O desmatamento no bioma Amazônia teve a menor taxa em 11 anos, e a quarta queda consecutiva, em 2025, em relação ao ano anterior. Os dados são do Projeto de Monitoramento do Desmatamento da Floresta Amazônica Brasileira por Satélite (Prodes) e do Sistema de Detecção de Desmatamento em Tempo Real (Deter), do Instituto Nacional de Pesquisas Espaciais (Inpe), e foram divulgados nesta quinta-feira (12) pela Comissão Interministerial Permanente de Prevenção e Controle do Desmatamento e Queimadas do governo federal.
Os números mostram que, em 2025 a Amazônia registrou uma redução de 50% de área desmatada em comparação com 2022, e de 35% em relação a 2024, nos últimos seis meses.

Segundo dados do sistema Deter, o governo enxerga uma tendência de a Amazônia ter a menor taxa de desmatamento da série histórica, iniciada em 1988. É o que explica o coordenador do Programa de Monitoramento dos Biomas Brasileiros do Inpe, Claudio Almeida.
“Se tudo continuar como está, a gente teve seis meses de Deter, mas ainda faltam outros seis meses, que é inclusive onde está concentrada a maior parte do desmatamento. A maior parte do desmatamento é no final desse período da estação seca. Essa tendência não é garantia de que vai ter uma redução continuada. Essa tendência, a gente deve ter um índice muito bom no final do ano.”
Presente na divulgação dos dados, a ministra do Meio Ambiente, Marina Silva atribuiu os resultados a “políticas públicas consistentes, bem desenhadas e bem implementadas”. Também destacou a importância do Deter, que faz o monitoramento em tempo real, para as fiscalizações e para a tendência de mais redução no desmatamento.

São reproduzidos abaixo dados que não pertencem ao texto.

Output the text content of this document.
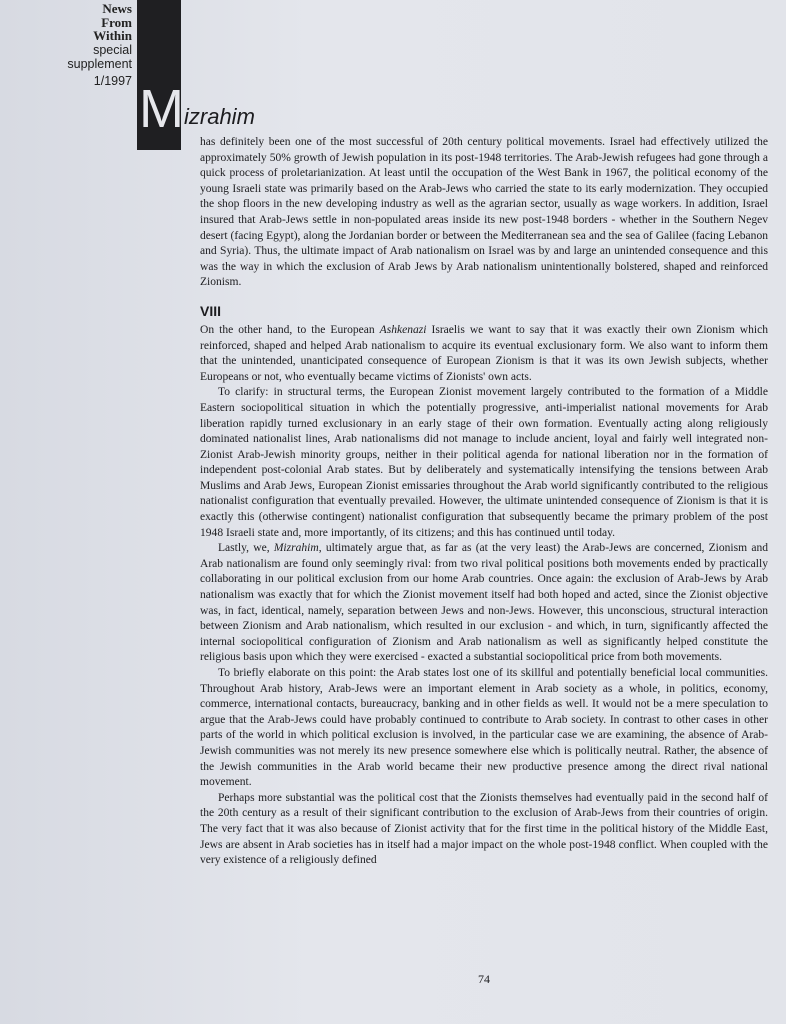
News
From
Within
special
supplement
1/1997 M izrahim

has definitely been one of the most successful of 20th century political movements. Israel had effectively utilized the approximately 50% growth of Jewish population in its post-1948 territories. The Arab-Jewish refugees had gone through a quick process of proletarianization. At least until the occupation of the West Bank in 1967, the political economy of the young Israeli state was primarily based on the Arab-Jews who carried the state to its early modernization. They occupied the shop floors in the new developing industry as well as the agrarian sector, usually as wage workers. In addition, Israel insured that Arab-Jews settle in non-populated areas inside its new post-1948 borders - whether in the Southern Negev desert (facing Egypt), along the Jordanian border or between the Mediterranean sea and the sea of Galilee (facing Lebanon and Syria). Thus, the ultimate impact of Arab nationalism on Israel was by and large an unintended consequence and this was the way in which the exclusion of Arab Jews by Arab nationalism unintentionally bolstered, shaped and reinforced Zionism.

VIII

On the other hand, to the European Ashkenazi Israelis we want to say that it was exactly their own Zionism which reinforced, shaped and helped Arab nationalism to acquire its eventual exclusionary form. We also want to inform them that the unintended, unanticipated consequence of European Zionism is that it was its own Jewish subjects, whether Europeans or not, who eventually became victims of Zionists' own acts.

To clarify: in structural terms, the European Zionist movement largely contributed to the formation of a Middle Eastern sociopolitical situation in which the potentially progressive, anti-imperialist national movements for Arab liberation rapidly turned exclusionary in an early stage of their own formation. Eventually acting along religiously dominated nationalist lines, Arab nationalisms did not manage to include ancient, loyal and fairly well integrated non-Zionist Arab-Jewish minority groups, neither in their political agenda for national liberation nor in the formation of independent post-colonial Arab states. But by deliberately and systematically intensifying the tensions between Arab Muslims and Arab Jews, European Zionist emissaries throughout the Arab world significantly contributed to the religious nationalist configuration that eventually prevailed. However, the ultimate unintended consequence of Zionism is that it is exactly this (otherwise contingent) nationalist configuration that subsequently became the primary problem of the post 1948 Israeli state and, more importantly, of its citizens; and this has continued until today.

Lastly, we, Mizrahim, ultimately argue that, as far as (at the very least) the Arab-Jews are concerned, Zionism and Arab nationalism are found only seemingly rival: from two rival political positions both movements ended by practically collaborating in our political exclusion from our home Arab countries. Once again: the exclusion of Arab-Jews by Arab nationalism was exactly that for which the Zionist movement itself had both hoped and acted, since the Zionist objective was, in fact, identical, namely, separation between Jews and non-Jews. However, this unconscious, structural interaction between Zionism and Arab nationalism, which resulted in our exclusion - and which, in turn, significantly affected the internal sociopolitical configuration of Zionism and Arab nationalism as well as significantly helped constitute the religious basis upon which they were exercised - exacted a substantial sociopolitical price from both movements.

To briefly elaborate on this point: the Arab states lost one of its skillful and potentially beneficial local communities. Throughout Arab history, Arab-Jews were an important element in Arab society as a whole, in politics, economy, commerce, international contacts, bureaucracy, banking and in other fields as well. It would not be a mere speculation to argue that the Arab-Jews could have probably continued to contribute to Arab society. In contrast to other cases in other parts of the world in which political exclusion is involved, in the particular case we are examining, the absence of Arab-Jewish communities was not merely its new presence somewhere else which is politically neutral. Rather, the absence of the Jewish communities in the Arab world became their new productive presence among the direct rival national movement.

Perhaps more substantial was the political cost that the Zionists themselves had eventually paid in the second half of the 20th century as a result of their significant contribution to the exclusion of Arab-Jews from their countries of origin. The very fact that it was also because of Zionist activity that for the first time in the political history of the Middle East, Jews are absent in Arab societies has in itself had a major impact on the whole post-1948 conflict. When coupled with the very existence of a religiously defined

74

“Foram cerca de 25 mil ações de fiscalização na Amazônia. Isso é graças a esse acompanhamento em tempo real e nós já estamos na versão 0.5 do plano de prevenção e controle de desmatamento da Amazônia. Todo o esforço que é feito, o Ibama, a Polícia Federal, a PRF, o pessoal da Funai, o ICMBio, isso tudo é algo que colabora para que a gente tenha esses primeiros seis meses com essa tendência de queda do desmatamento.”
Biomas pelo Brasil
A Comissão Interministerial Permanente de Prevenção e Controle do Desmatamento e Queimadas também apresentou outros dados do Deter.
No bioma Cerrado, também houve redução de 11% no desmatamento, em relação a 2024; a menor taxa em 5 anos. Já o Pantanal teve queda superior a 65% em relação a 2024, mas, em comparação com 2025, houve um aumento de 45%. No caso da Amazônia e do Cerrado, o Deter apresentou redução nos alertas.
Segundo o governo, dos 81 municípios que mais desmatam na Amazônia, 70 já fazem parte do programa União com Municípios, para receber apoio no combate a crimes ambientais. Juntos, reduziram o desmatamento em 65,5%, entre 2022 e 2025.